US taxpayer dollars are already supporting some new research into antibiotics. For example, Fowler leads a program called the Antibacterial Resistance Leadership Group, which funds new tests with grants from the National Institutes of Health.
“It’s a tremendous amount of money, but there’s a great deal more that’s needed,” he said.
Better tests might help
Beyond calling for new antibiotics, WHO officials want to see better, faster, ways of diagnosing bacterial infections. Right now, for the first 48 hours or so after a patient has an infection, “you don’t know what germ you’re treating,” Fowler said.
The more quickly and accurately doctors pay attention to the specific bug infecting their patients, the less likely they are to prescribe antibiotics that won’t work, which can cause more resistance.

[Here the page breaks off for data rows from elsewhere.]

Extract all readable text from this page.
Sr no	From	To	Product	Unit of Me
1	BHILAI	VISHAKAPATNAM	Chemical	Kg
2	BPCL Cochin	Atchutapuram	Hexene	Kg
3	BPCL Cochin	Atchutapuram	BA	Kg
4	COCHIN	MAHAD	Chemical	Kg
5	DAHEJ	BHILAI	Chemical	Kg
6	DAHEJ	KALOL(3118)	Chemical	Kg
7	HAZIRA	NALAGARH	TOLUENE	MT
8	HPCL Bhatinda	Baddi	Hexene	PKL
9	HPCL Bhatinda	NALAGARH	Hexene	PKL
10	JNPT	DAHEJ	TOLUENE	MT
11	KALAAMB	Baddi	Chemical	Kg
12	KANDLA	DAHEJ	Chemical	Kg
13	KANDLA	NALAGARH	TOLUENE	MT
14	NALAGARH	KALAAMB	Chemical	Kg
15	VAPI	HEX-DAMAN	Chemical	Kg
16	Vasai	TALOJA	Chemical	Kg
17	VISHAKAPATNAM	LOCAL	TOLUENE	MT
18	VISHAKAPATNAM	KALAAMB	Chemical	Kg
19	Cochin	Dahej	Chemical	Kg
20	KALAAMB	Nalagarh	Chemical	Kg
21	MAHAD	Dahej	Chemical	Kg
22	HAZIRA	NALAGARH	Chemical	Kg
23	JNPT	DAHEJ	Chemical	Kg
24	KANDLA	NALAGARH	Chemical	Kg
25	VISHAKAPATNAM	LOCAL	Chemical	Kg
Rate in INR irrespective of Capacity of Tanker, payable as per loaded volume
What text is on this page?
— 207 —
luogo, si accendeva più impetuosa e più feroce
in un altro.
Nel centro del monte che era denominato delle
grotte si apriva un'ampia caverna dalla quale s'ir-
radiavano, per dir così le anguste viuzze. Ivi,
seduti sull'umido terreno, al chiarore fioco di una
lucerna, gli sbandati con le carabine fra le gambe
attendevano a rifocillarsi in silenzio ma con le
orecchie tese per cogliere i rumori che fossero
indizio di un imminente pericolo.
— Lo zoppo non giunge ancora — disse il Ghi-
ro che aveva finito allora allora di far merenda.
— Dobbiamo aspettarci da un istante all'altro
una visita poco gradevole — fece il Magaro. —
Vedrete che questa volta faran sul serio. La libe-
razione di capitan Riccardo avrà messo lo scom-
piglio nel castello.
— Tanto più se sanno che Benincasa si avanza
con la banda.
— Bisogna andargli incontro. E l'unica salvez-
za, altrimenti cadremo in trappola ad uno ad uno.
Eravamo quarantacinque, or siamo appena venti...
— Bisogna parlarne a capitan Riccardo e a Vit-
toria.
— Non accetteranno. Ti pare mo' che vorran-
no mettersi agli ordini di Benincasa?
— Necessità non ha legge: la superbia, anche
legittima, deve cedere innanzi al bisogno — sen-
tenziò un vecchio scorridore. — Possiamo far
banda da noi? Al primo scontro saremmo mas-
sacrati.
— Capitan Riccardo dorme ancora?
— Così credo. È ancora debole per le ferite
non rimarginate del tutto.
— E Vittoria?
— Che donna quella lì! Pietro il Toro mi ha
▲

The diagnostic process involves collecting a swab, sending it to a lab, growing the bacteria from that swab until there is enough of a test, then, while still in the lab, testing a bunch of different antibiotics to see which one will work. It can take days or weeks, and sick patients can’t wait that long.
“This is not through any lack of good clinical practice, but modern infection treatment in 2023 is an educated guess,” Fowler said. “It’s scary when you think about it.”